Aichinger aus Wendelstein bei Nürnberg sieht sich selbst als Europas führendes Unternehmen im Bereich Food-Einrichtungskonzepte, Ladenbau und Profiküchen. Die Unternehmensgruppe realisiert jährlich über 1.500 Einrichtungsprojekte und fertigt komplett „Made in Germany“ in zwei Werken mit 26.000 m² Produktionsfläche. Dr. Oliver Blank meint: Warenfülle war gestern, heute zählt das Einkaufserlebnis. Ein Laden muss gut aussehen und funktionieren.
Umweltschutz, Nachhaltigkeit, energieneutrale Supermärkte – ist „grün“ zurzeit ein Modethema im Handel?
Ja – das sieht man bei fast allen größeren Handelsunternehmen, zum Beispiel bei Aldi, Rewe, tegut, aber auch bei Edeka, wo im letzten Jahr ebenfalls CO2-neutrale Märkte gebaut wurden. „Grün“ ist definitiv ein Thema, das in den nächsten Jahren noch verstärkt an Bedeutung gewinnen wird.
Deutschland hält sich gern für den Vorreiter im Umweltschutz. Ist das so, wenn Sie Ihre deutschen ausländischen Märkte betrachten?
Das können wir so nicht bestätigen. So ist zum Beispiel die Wärmerückgewinnung in Ländern wie Australien, wo man besonders die Ozonwerte achtet, ebenfalls ein großes Thema.
Kühlmöbel haben eine lange Lebensdauer. Wie lang sind die Geräte nach Ihrer Erfahrung im Einsatz?
Im Lebensmittelhandel meist acht bis zehn Jahre, im Fachhandel, zum Beispiel beim Metzger, auch deutlich länger.
Was hat sich in technischer und gestalterischer Hinsicht in den letzten zehn Jahren getan?
Die Konzepte haben sich gewandelt. Statt Waren-Ubiquität und immer mehr Warenfülle geht es zunehmend um die Erlebbarmachung des Speziellen, das ich als Verbraucher nicht allerorts finde. Die Gestaltung des Marktes, die gesamte Atmosphäre und das Ambiente – das erst erzeugt den fühlbaren Unterschied zum Durchschnitts-Laden.

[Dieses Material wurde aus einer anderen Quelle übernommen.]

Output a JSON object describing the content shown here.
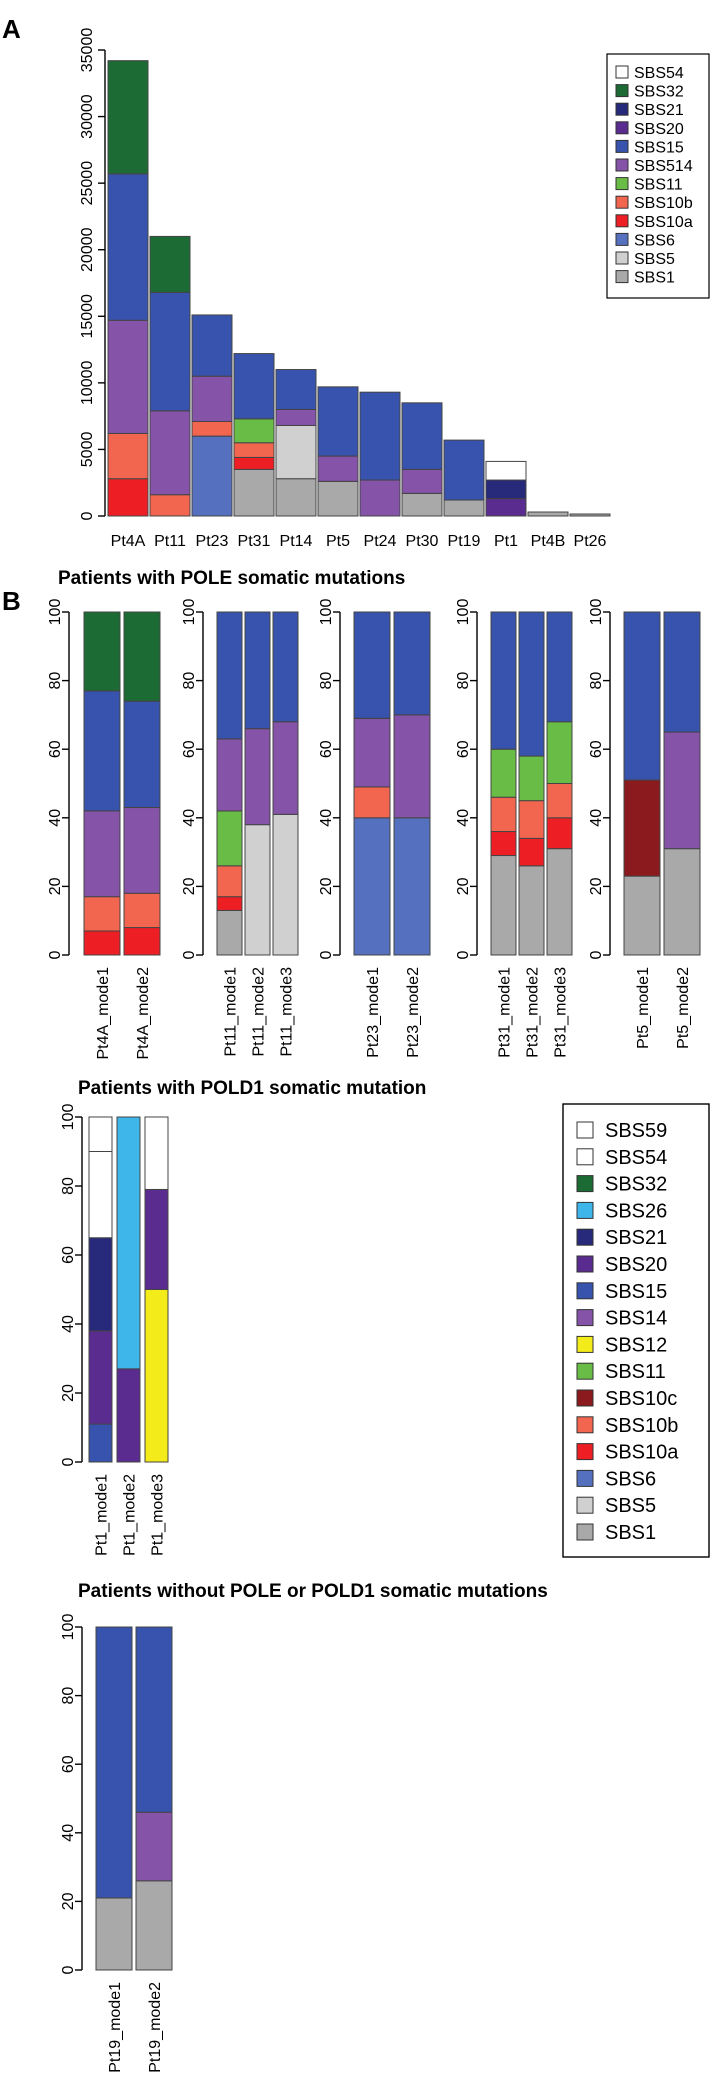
{
  "panels": [
    {
      "letter": "A"
    },
    {
      "letter": "B",
      "title": "Patients with POLE somatic mutations"
    }
  ],
  "group_titles": {
    "pold1": "Patients with POLD1 somatic mutation",
    "none": "Patients without POLE or POLD1 somatic mutations"
  },
  "colors": {
    "SBS59": "#ffffff",
    "SBS54": "#ffffff",
    "SBS32": "#1c6b35",
    "SBS26": "#3fb6ea",
    "SBS21": "#27297a",
    "SBS20": "#5b2c90",
    "SBS15": "#3753ad",
    "SBS514": "#8553a8",
    "SBS14": "#8553a8",
    "SBS12": "#f4ec1a",
    "SBS11": "#69bc45",
    "SBS10c": "#8b1a1e",
    "SBS10b": "#f26650",
    "SBS10a": "#ed1f25",
    "SBS6": "#5670c0",
    "SBS5": "#d0d0d0",
    "SBS1": "#a9a9a9"
  },
  "chart_data": [
    {
      "id": "A",
      "type": "bar",
      "stacked": true,
      "title": "",
      "xlabel": "",
      "ylabel": "",
      "ylim": [
        0,
        35000
      ],
      "yticks": [
        0,
        5000,
        10000,
        15000,
        20000,
        25000,
        30000,
        35000
      ],
      "categories": [
        "Pt4A",
        "Pt11",
        "Pt23",
        "Pt31",
        "Pt14",
        "Pt5",
        "Pt24",
        "Pt30",
        "Pt19",
        "Pt1",
        "Pt4B",
        "Pt26"
      ],
      "legend": [
        "SBS54",
        "SBS32",
        "SBS21",
        "SBS20",
        "SBS15",
        "SBS514",
        "SBS11",
        "SBS10b",
        "SBS10a",
        "SBS6",
        "SBS5",
        "SBS1"
      ],
      "legend_position": "top-right",
      "stacks": [
        [
          {
            "s": "SBS10a",
            "v": 2800
          },
          {
            "s": "SBS10b",
            "v": 3400
          },
          {
            "s": "SBS514",
            "v": 8500
          },
          {
            "s": "SBS15",
            "v": 11000
          },
          {
            "s": "SBS32",
            "v": 8500
          }
        ],
        [
          {
            "s": "SBS10b",
            "v": 1600
          },
          {
            "s": "SBS514",
            "v": 6300
          },
          {
            "s": "SBS15",
            "v": 8900
          },
          {
            "s": "SBS32",
            "v": 4200
          }
        ],
        [
          {
            "s": "SBS6",
            "v": 6000
          },
          {
            "s": "SBS10b",
            "v": 1100
          },
          {
            "s": "SBS514",
            "v": 3400
          },
          {
            "s": "SBS15",
            "v": 4600
          }
        ],
        [
          {
            "s": "SBS1",
            "v": 3500
          },
          {
            "s": "SBS10a",
            "v": 900
          },
          {
            "s": "SBS10b",
            "v": 1100
          },
          {
            "s": "SBS11",
            "v": 1800
          },
          {
            "s": "SBS15",
            "v": 4900
          }
        ],
        [
          {
            "s": "SBS1",
            "v": 2800
          },
          {
            "s": "SBS5",
            "v": 4000
          },
          {
            "s": "SBS514",
            "v": 1200
          },
          {
            "s": "SBS15",
            "v": 3000
          }
        ],
        [
          {
            "s": "SBS1",
            "v": 2600
          },
          {
            "s": "SBS514",
            "v": 1900
          },
          {
            "s": "SBS15",
            "v": 5200
          }
        ],
        [
          {
            "s": "SBS514",
            "v": 2700
          },
          {
            "s": "SBS15",
            "v": 6600
          }
        ],
        [
          {
            "s": "SBS1",
            "v": 1700
          },
          {
            "s": "SBS514",
            "v": 1800
          },
          {
            "s": "SBS15",
            "v": 5000
          }
        ],
        [
          {
            "s": "SBS1",
            "v": 1200
          },
          {
            "s": "SBS15",
            "v": 4500
          }
        ],
        [
          {
            "s": "SBS20",
            "v": 1300
          },
          {
            "s": "SBS21",
            "v": 1400
          },
          {
            "s": "SBS54",
            "v": 1400
          }
        ],
        [
          {
            "s": "SBS1",
            "v": 300
          }
        ],
        [
          {
            "s": "SBS1",
            "v": 150
          }
        ]
      ]
    },
    {
      "id": "B-Pt4A",
      "type": "bar",
      "stacked": true,
      "ylim": [
        0,
        100
      ],
      "yticks": [
        0,
        20,
        40,
        60,
        80,
        100
      ],
      "categories": [
        "Pt4A_mode1",
        "Pt4A_mode2"
      ],
      "stacks": [
        [
          {
            "s": "SBS10a",
            "v": 7
          },
          {
            "s": "SBS10b",
            "v": 10
          },
          {
            "s": "SBS514",
            "v": 25
          },
          {
            "s": "SBS15",
            "v": 35
          },
          {
            "s": "SBS32",
            "v": 23
          }
        ],
        [
          {
            "s": "SBS10a",
            "v": 8
          },
          {
            "s": "SBS10b",
            "v": 10
          },
          {
            "s": "SBS514",
            "v": 25
          },
          {
            "s": "SBS15",
            "v": 31
          },
          {
            "s": "SBS32",
            "v": 26
          }
        ]
      ]
    },
    {
      "id": "B-Pt11",
      "type": "bar",
      "stacked": true,
      "ylim": [
        0,
        100
      ],
      "yticks": [
        0,
        20,
        40,
        60,
        80,
        100
      ],
      "categories": [
        "Pt11_mode1",
        "Pt11_mode2",
        "Pt11_mode3"
      ],
      "stacks": [
        [
          {
            "s": "SBS1",
            "v": 13
          },
          {
            "s": "SBS10a",
            "v": 4
          },
          {
            "s": "SBS10b",
            "v": 9
          },
          {
            "s": "SBS11",
            "v": 16
          },
          {
            "s": "SBS514",
            "v": 21
          },
          {
            "s": "SBS15",
            "v": 37
          }
        ],
        [
          {
            "s": "SBS5",
            "v": 38
          },
          {
            "s": "SBS514",
            "v": 28
          },
          {
            "s": "SBS15",
            "v": 34
          }
        ],
        [
          {
            "s": "SBS5",
            "v": 41
          },
          {
            "s": "SBS514",
            "v": 27
          },
          {
            "s": "SBS15",
            "v": 32
          }
        ]
      ]
    },
    {
      "id": "B-Pt23",
      "type": "bar",
      "stacked": true,
      "ylim": [
        0,
        100
      ],
      "yticks": [
        0,
        20,
        40,
        60,
        80,
        100
      ],
      "categories": [
        "Pt23_mode1",
        "Pt23_mode2"
      ],
      "stacks": [
        [
          {
            "s": "SBS6",
            "v": 40
          },
          {
            "s": "SBS10b",
            "v": 9
          },
          {
            "s": "SBS514",
            "v": 20
          },
          {
            "s": "SBS15",
            "v": 31
          }
        ],
        [
          {
            "s": "SBS6",
            "v": 40
          },
          {
            "s": "SBS514",
            "v": 30
          },
          {
            "s": "SBS15",
            "v": 30
          }
        ]
      ]
    },
    {
      "id": "B-Pt31",
      "type": "bar",
      "stacked": true,
      "ylim": [
        0,
        100
      ],
      "yticks": [
        0,
        20,
        40,
        60,
        80,
        100
      ],
      "categories": [
        "Pt31_mode1",
        "Pt31_mode2",
        "Pt31_mode3"
      ],
      "stacks": [
        [
          {
            "s": "SBS1",
            "v": 29
          },
          {
            "s": "SBS10a",
            "v": 7
          },
          {
            "s": "SBS10b",
            "v": 10
          },
          {
            "s": "SBS11",
            "v": 14
          },
          {
            "s": "SBS15",
            "v": 40
          }
        ],
        [
          {
            "s": "SBS1",
            "v": 26
          },
          {
            "s": "SBS10a",
            "v": 8
          },
          {
            "s": "SBS10b",
            "v": 11
          },
          {
            "s": "SBS11",
            "v": 13
          },
          {
            "s": "SBS15",
            "v": 42
          }
        ],
        [
          {
            "s": "SBS1",
            "v": 31
          },
          {
            "s": "SBS10a",
            "v": 9
          },
          {
            "s": "SBS10b",
            "v": 10
          },
          {
            "s": "SBS11",
            "v": 18
          },
          {
            "s": "SBS15",
            "v": 32
          }
        ]
      ]
    },
    {
      "id": "B-Pt5",
      "type": "bar",
      "stacked": true,
      "ylim": [
        0,
        100
      ],
      "yticks": [
        0,
        20,
        40,
        60,
        80,
        100
      ],
      "categories": [
        "Pt5_mode1",
        "Pt5_mode2"
      ],
      "stacks": [
        [
          {
            "s": "SBS1",
            "v": 23
          },
          {
            "s": "SBS10c",
            "v": 28
          },
          {
            "s": "SBS15",
            "v": 49
          }
        ],
        [
          {
            "s": "SBS1",
            "v": 31
          },
          {
            "s": "SBS514",
            "v": 34
          },
          {
            "s": "SBS15",
            "v": 35
          }
        ]
      ]
    },
    {
      "id": "B-Pt1",
      "type": "bar",
      "stacked": true,
      "ylim": [
        0,
        100
      ],
      "yticks": [
        0,
        20,
        40,
        60,
        80,
        100
      ],
      "categories": [
        "Pt1_mode1",
        "Pt1_mode2",
        "Pt1_mode3"
      ],
      "legend": [
        "SBS59",
        "SBS54",
        "SBS32",
        "SBS26",
        "SBS21",
        "SBS20",
        "SBS15",
        "SBS14",
        "SBS12",
        "SBS11",
        "SBS10c",
        "SBS10b",
        "SBS10a",
        "SBS6",
        "SBS5",
        "SBS1"
      ],
      "legend_position": "right",
      "stacks": [
        [
          {
            "s": "SBS15",
            "v": 11
          },
          {
            "s": "SBS20",
            "v": 27
          },
          {
            "s": "SBS21",
            "v": 27
          },
          {
            "s": "SBS54",
            "v": 25
          },
          {
            "s": "SBS59",
            "v": 10
          }
        ],
        [
          {
            "s": "SBS20",
            "v": 27
          },
          {
            "s": "SBS26",
            "v": 73
          }
        ],
        [
          {
            "s": "SBS12",
            "v": 50
          },
          {
            "s": "SBS20",
            "v": 29
          },
          {
            "s": "SBS54",
            "v": 21
          }
        ]
      ]
    },
    {
      "id": "B-Pt19",
      "type": "bar",
      "stacked": true,
      "ylim": [
        0,
        100
      ],
      "yticks": [
        0,
        20,
        40,
        60,
        80,
        100
      ],
      "categories": [
        "Pt19_mode1",
        "Pt19_mode2"
      ],
      "stacks": [
        [
          {
            "s": "SBS1",
            "v": 21
          },
          {
            "s": "SBS15",
            "v": 79
          }
        ],
        [
          {
            "s": "SBS1",
            "v": 26
          },
          {
            "s": "SBS14",
            "v": 20
          },
          {
            "s": "SBS15",
            "v": 54
          }
        ]
      ]
    }
  ]
}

Den Gestaltungstrend an sich gibt es nicht – entscheidend ist ein authentischer Auftritt. Immer mehr liegt der Fokus auf der Herausstellung der Warenqualität. Es geht darum, die Ware nicht mehr nur zu präsentieren, sondern sie zu inszenieren. Ob gerade oder runde Linienführung – Transparenz ist oberstes Gebot. Entscheidend ist aber, dass die Energie-Effizienz, Ergonomie und Hygiene – sprich: die gesamte Funktionalität – nicht hinter dem Gestaltungskonzept zurückstehen. Ein Laden muss gut aussehen und funktionieren.
Welche Betriebskostensenkung ist durch Neu-Investitionen möglich und wann rechnen sie sich?
So pauschal ist das natürlich nicht zu beantworten, denn üblicherweise greifen ja mehrere Faktoren ineinander. Momentan liegt der Fokus besonders auf der Senkung des Energieverbrauchs. Unser neues Energiespar-Wandkühlregal LEHO spart gegenüber gängigen Produkten bis zu 40 Prozent Energiekosten ein. Da kommen schnell pro Jahr und Filiale mehrere tausend Euro zusammen.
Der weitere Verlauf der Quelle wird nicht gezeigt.